Den Befehlszähler, den Akkumulator und einige der Speicherzellen findet man im Prozessor. Der Prozessor besteht aus einem Rechenwerk und einem Steuerwerk. Das Rechenwerk enthält die ALU (arithmetic logic unit) und einige Hilfs- und Statusregister. Die ALU ist in der Lage einfache logische Verknüpfungen und die Grundrechenarten durchzuführen (vgl. Kapitel „Verknüpfung binärer Datenworte“). Der Akkumulator (wird mit AX bezeichnet) ist eines der Hilfsregister im Prozessor. Darüber hinaus enthalten reale Prozessoren weitere Speicherzellen, die nicht unbedingt notwendig sind, aber die Ausführung der Befehle beschleunigen. Die Core i-Pro­zes­soren besitzen beispielsweise 16 Register mit 64 Bit Breite, Itanium-Prozessoren sogar 128 Register mit 64 und weitere 128 Register mit 82 Bit.

Im Statusregister werden Informationen (Flags) über das Ergebnis der letzten Berechnung abgelegt: War das letzte Ergebnis 0 (Zero-Flag)? War das Ergebnis negativ (Sign-Flag)? Diese Informationen werden für den weiteren Programmablauf benutzt, um bedingte Sprünge zu anderen Programmstellen auszuführen.

Die restlichen Speicherzellen der Registermaschine stellen den Arbeitsspeicher (RAM) des Computers dar.

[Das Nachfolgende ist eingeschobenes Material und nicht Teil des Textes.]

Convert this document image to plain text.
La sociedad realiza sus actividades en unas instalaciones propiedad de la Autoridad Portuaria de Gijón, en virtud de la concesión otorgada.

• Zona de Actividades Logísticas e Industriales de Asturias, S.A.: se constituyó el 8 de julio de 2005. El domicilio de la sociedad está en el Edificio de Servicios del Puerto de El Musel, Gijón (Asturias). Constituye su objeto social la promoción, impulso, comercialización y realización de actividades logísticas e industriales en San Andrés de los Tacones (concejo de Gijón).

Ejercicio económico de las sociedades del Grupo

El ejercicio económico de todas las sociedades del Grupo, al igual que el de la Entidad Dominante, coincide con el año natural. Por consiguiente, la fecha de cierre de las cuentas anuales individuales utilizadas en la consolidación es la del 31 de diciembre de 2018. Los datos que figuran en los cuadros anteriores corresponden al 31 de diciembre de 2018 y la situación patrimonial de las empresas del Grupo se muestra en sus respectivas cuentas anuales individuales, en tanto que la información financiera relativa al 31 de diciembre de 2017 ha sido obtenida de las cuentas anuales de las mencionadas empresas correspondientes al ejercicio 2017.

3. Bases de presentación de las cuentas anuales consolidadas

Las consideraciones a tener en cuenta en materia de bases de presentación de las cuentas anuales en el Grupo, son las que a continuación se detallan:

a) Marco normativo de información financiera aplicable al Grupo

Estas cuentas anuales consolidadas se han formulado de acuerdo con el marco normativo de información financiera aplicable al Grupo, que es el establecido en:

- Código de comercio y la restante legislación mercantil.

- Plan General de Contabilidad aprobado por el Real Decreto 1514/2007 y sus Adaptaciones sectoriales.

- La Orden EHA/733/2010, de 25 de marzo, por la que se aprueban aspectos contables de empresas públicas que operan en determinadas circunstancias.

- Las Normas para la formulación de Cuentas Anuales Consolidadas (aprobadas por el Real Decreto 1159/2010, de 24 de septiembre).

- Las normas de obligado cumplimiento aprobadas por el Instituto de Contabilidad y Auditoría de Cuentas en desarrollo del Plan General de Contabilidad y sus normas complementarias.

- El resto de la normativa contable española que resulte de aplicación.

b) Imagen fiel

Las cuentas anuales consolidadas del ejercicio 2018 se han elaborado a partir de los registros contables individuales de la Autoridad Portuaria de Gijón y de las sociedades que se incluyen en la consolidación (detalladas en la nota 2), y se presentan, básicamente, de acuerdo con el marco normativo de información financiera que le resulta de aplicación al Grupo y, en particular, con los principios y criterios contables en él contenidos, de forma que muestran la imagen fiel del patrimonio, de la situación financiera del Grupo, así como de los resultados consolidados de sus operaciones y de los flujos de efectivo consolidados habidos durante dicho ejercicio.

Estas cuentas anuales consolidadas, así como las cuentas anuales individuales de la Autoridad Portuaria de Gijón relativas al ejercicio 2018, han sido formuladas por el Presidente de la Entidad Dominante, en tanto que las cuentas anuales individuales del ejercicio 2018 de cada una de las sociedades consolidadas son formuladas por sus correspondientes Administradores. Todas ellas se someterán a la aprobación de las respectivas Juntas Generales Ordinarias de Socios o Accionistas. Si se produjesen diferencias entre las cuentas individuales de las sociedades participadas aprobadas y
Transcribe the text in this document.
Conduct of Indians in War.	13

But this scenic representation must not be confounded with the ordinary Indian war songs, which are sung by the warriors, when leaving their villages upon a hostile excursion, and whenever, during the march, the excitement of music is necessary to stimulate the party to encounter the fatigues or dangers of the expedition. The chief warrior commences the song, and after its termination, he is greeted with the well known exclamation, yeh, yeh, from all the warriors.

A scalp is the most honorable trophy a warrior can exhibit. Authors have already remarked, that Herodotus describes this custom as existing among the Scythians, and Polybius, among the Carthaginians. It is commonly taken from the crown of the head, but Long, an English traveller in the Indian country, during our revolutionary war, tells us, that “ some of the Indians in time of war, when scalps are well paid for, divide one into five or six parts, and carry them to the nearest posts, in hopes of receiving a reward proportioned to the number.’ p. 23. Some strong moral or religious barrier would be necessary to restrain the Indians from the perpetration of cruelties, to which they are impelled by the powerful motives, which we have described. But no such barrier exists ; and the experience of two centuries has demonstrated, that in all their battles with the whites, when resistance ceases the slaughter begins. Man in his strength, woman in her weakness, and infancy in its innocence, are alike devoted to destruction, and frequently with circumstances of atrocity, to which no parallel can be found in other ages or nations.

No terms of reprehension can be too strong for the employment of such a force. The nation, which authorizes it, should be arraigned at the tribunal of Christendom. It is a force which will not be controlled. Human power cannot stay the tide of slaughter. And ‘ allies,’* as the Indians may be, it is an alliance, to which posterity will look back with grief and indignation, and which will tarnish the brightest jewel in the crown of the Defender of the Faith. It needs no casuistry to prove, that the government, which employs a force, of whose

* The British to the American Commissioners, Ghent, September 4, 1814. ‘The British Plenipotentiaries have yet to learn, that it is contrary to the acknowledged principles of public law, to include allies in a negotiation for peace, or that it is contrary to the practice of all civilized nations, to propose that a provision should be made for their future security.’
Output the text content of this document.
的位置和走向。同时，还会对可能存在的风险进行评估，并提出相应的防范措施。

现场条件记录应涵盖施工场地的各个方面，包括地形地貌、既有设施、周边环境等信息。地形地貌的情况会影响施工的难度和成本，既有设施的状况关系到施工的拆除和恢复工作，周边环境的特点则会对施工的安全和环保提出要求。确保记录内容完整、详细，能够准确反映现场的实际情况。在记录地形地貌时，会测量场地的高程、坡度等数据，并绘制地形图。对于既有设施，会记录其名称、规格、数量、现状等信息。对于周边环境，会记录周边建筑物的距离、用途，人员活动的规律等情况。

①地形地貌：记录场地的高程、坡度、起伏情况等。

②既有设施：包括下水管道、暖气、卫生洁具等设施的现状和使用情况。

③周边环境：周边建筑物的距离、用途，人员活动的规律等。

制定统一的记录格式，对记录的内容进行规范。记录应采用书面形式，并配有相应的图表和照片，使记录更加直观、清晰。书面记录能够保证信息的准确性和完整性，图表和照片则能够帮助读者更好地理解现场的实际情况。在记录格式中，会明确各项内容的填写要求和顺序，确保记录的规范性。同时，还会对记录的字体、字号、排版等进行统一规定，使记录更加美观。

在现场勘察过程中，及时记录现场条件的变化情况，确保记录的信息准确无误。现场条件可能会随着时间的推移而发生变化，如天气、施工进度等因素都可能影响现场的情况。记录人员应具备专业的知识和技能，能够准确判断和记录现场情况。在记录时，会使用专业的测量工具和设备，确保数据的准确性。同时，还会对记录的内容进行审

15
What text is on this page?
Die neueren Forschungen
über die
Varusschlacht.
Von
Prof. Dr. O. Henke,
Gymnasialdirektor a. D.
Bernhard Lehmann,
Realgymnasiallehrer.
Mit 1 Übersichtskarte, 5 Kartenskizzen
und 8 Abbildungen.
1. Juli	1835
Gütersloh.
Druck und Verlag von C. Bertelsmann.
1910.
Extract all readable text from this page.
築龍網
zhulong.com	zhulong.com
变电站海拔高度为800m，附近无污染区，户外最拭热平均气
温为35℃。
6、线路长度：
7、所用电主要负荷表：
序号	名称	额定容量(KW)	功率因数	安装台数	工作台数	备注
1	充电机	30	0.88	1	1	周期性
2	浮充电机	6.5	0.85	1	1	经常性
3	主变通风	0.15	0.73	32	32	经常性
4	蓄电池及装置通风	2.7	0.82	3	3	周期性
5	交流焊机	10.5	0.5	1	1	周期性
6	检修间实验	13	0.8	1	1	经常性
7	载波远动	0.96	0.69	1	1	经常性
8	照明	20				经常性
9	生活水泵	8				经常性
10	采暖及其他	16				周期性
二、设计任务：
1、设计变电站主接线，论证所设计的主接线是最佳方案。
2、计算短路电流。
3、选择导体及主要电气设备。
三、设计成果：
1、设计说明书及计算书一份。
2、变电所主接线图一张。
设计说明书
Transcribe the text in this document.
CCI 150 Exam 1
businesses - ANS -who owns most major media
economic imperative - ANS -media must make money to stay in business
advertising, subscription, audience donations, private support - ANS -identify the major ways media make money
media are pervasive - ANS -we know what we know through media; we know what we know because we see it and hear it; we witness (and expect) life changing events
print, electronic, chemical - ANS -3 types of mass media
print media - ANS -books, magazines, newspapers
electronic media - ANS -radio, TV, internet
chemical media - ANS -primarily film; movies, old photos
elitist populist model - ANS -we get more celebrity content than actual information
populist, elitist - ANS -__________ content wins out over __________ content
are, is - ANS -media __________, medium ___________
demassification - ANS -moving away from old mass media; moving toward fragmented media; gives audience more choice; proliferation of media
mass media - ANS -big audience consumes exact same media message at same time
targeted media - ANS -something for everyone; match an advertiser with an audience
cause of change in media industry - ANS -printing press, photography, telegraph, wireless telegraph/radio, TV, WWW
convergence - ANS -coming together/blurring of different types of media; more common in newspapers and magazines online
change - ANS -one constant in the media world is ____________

In einem realen Computer sind alle Speicherzellen natürlich nicht beliebig groß, sondern können nur Zahlen bis zu einem gewissen Maximalwert aufnehmen. Im Gegensatz zur formalen Definition, bei der Daten und Programm getrennt sind, liegt auch das Programm für die Registermaschine im Arbeitsspeicher.

Das Steuerwerk verwaltet den Befehlszähler und sorgt dafür, dass die zur Verfügung stehenden Befehle in die richtigen Schaltimpulse für die ALU umgesetzt werden. Der Befehlssatz eines realen Rechners umfasst alle Befehle, die für die Registermaschine definiert sind. In der Regel beherrscht er aber einige mehr.

Von-Neumann-Architektur

Diese Architektur wurde schon 1945 von John von Neumann vorgeschlagen. Seine entscheidende Idee aber war es, nicht nur die Daten, sondern auch das Programm der Registermaschine im Arbeitsspeicher abzulegen. Nur dadurch wird der reale Computer zu einer universellen Maschine. Dies ist für das mathematische Modell der Registermaschine unerheblich, da es hier nur um Laufzeitabschätzungen und keine konkrete Umsetzung geht, und findet daher keine Berücksichtigung in der Definition.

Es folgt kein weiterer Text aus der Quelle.